Il fatto che Il Grande Dittatore si concluda con un ebreo – identico al tiranno – che pronuncia la rinuncia al potere assoluto da parte del partito è una metafora perfetta della rappresentazione del valore delle minoranze, e dell’uguaglianza tra gli esseri umani. “Non voglio fare l’Imperatore, non è il mio mestiere, voglio aiutare tutti se possibile è una frase che – con anni di anticipo – ha sganciato una vera bomba nucleare sul pensiero medio del cittadino, abituato in quel periodo a dover pensare a sé stesso a discapito del vicino, visto in modo negativo, sia da un lato che dall’altro del Continente americano. Un discorso che proclama l’uguaglianza, il diritto alla vita e il libero accesso alle risorse naturali era un concetto perfetto per il momento storico, ma non per quello psicologico. Non sorprende infatti il destino capitato a Chaplin a seguito di queste affermazioni, amate e ammirate con troppo ritardo per la storia del genere umano. Qualsiasi mezzo i dittatori usino, la libertà non può essere soppressa. Il Grande Dittatore ha dato l’addio al personaggio più amato della storia del cinema e sancito l’anno zero del socialismo, con una chiusura di monologo non più volta alla massa, ma ad una persona specifica, una donna pura di spirito, ferita dall’odio nazista, alla quale Chaplin si rivolge per mettere il punto al monologo. Da leggere prima di ascoltare il discorso finale, tenete duro aspettando prima di far scendere le lacrime.

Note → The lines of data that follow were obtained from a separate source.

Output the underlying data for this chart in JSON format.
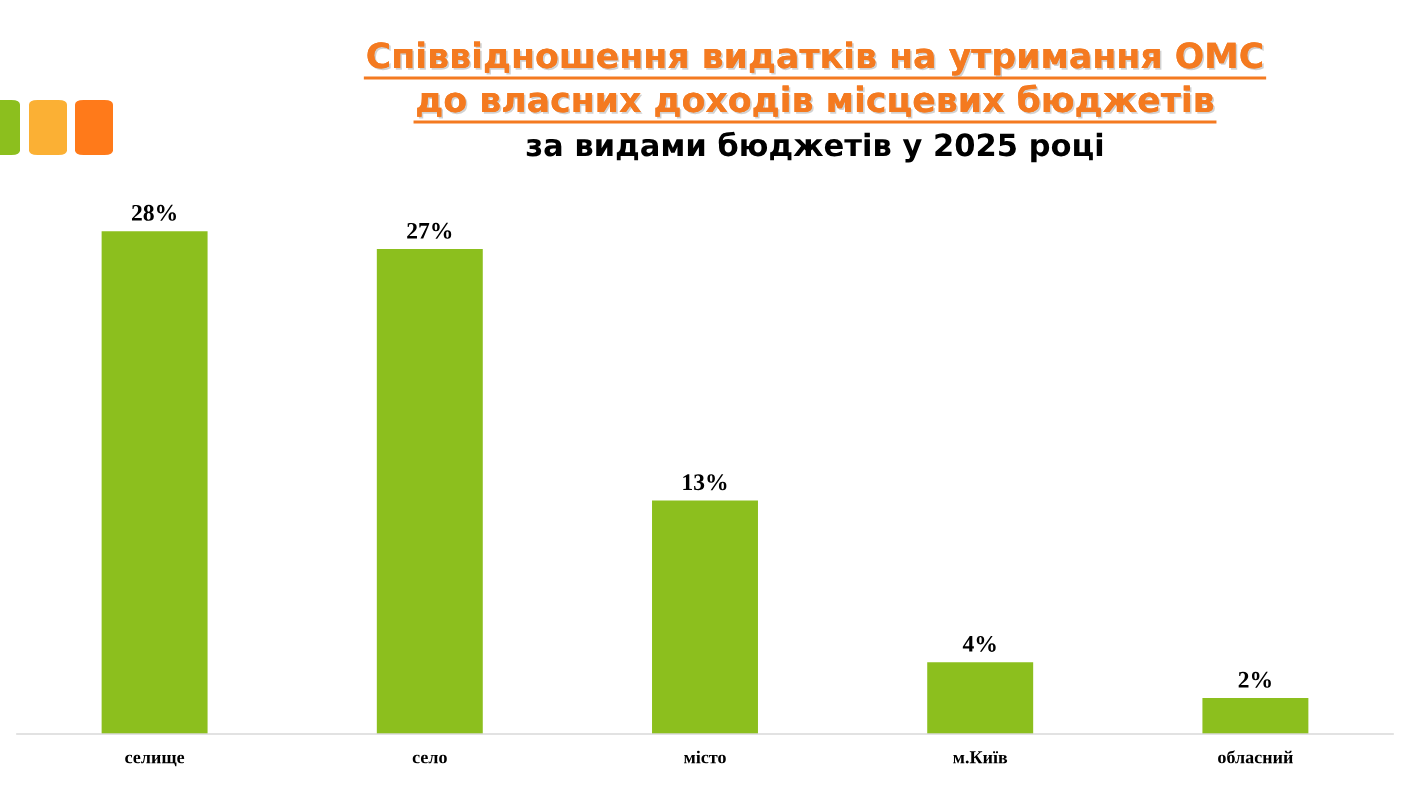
{
  "chart_data": {
    "type": "bar",
    "title": "Співвідношення видатків на утримання ОМС\nдо власних доходів місцевих бюджетів",
    "subtitle": "за видами бюджетів у 2025 році",
    "categories": [
      "селище",
      "село",
      "місто",
      "м.Київ",
      "обласний"
    ],
    "values": [
      28,
      27,
      13,
      4,
      2
    ],
    "value_labels": [
      "28%",
      "27%",
      "13%",
      "4%",
      "2%"
    ],
    "color": "#8cbf1e",
    "tick_labels": "x"
  }
}
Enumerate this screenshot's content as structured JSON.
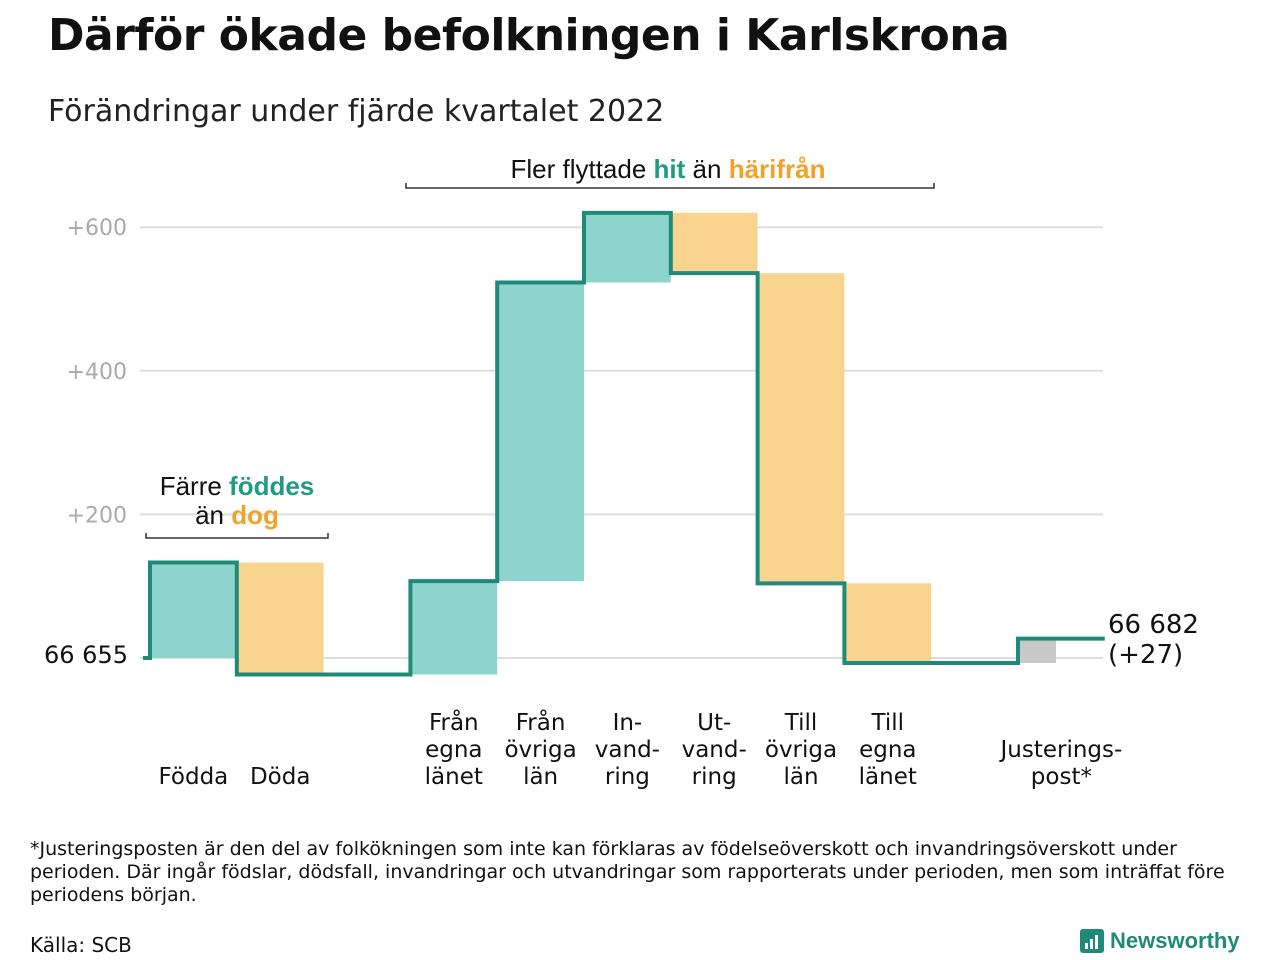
{
  "header": {
    "title": "Därför ökade befolkningen i Karlskrona",
    "subtitle": "Förändringar under fjärde kvartalet 2022"
  },
  "annotations": {
    "migration": {
      "prefix": "Fler flyttade ",
      "hit": "hit",
      "mid": " än ",
      "harifran": "härifrån"
    },
    "natural": {
      "line1_prefix": "Färre ",
      "line1_hl": "föddes",
      "line2_prefix": "än ",
      "line2_hl": "dog"
    }
  },
  "colors": {
    "increase": "#8dd4cc",
    "decrease": "#f9d48f",
    "adjustment": "#c8c8c8",
    "line": "#1f8a7a",
    "teal_text": "#1f9a84",
    "orange_text": "#f0a22a",
    "grid": "#dddddd",
    "tick_text": "#aaaaaa"
  },
  "chart_data": {
    "type": "waterfall",
    "start_value": "66 655",
    "end_value": "66 682",
    "end_change": "(+27)",
    "y_ticks": [
      "+200",
      "+400",
      "+600"
    ],
    "ylim": [
      -30,
      630
    ],
    "steps": [
      {
        "label": [
          "Födda"
        ],
        "value": 133,
        "kind": "increase"
      },
      {
        "label": [
          "Döda"
        ],
        "value": -156,
        "kind": "decrease"
      },
      {
        "label": [],
        "value": 0,
        "kind": "gap"
      },
      {
        "label": [
          "Från",
          "egna",
          "länet"
        ],
        "value": 130,
        "kind": "increase"
      },
      {
        "label": [
          "Från",
          "övriga",
          "län"
        ],
        "value": 416,
        "kind": "increase"
      },
      {
        "label": [
          "In-",
          "vand-",
          "ring"
        ],
        "value": 97,
        "kind": "increase"
      },
      {
        "label": [
          "Ut-",
          "vand-",
          "ring"
        ],
        "value": -84,
        "kind": "decrease"
      },
      {
        "label": [
          "Till",
          "övriga",
          "län"
        ],
        "value": -432,
        "kind": "decrease"
      },
      {
        "label": [
          "Till",
          "egna",
          "länet"
        ],
        "value": -111,
        "kind": "decrease"
      },
      {
        "label": [],
        "value": 0,
        "kind": "gap"
      },
      {
        "label": [
          "Justerings-",
          "post*"
        ],
        "value": 34,
        "kind": "adjustment"
      }
    ]
  },
  "footer": {
    "footnote": "*Justeringsposten är den del av folkökningen som inte kan förklaras av födelseöverskott och invandringsöverskott under perioden. Där ingår födslar, dödsfall, invandringar och utvandringar som rapporterats under perioden, men som inträffat före periodens början.",
    "source": "Källa: SCB",
    "brand": "Newsworthy"
  }
}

Anna puoi sentirmi? Dovunque tu sia, abbi fiducia. Guarda in alto, Anna. Le nuvole si diradano, comincia a risplendere il sole. Prima o poi usciremo dall’oscurità verso la luce e vivremo in un mondo nuovo, un mondo più buono, in cui gli uomini si solleveranno al di sopra della loro aridità, del loro odio, della loro brutalità.

Guarda in alto, Anna. L’animo umano troverà le sue ali e finalmente comincerà a volare, a volare sull’arcobaleno, verso la luce della speranza, verso il futuro, il glorioso futuro che appartiene a te, a me, a tutti noi. Guarda in alto Anna. Lassù.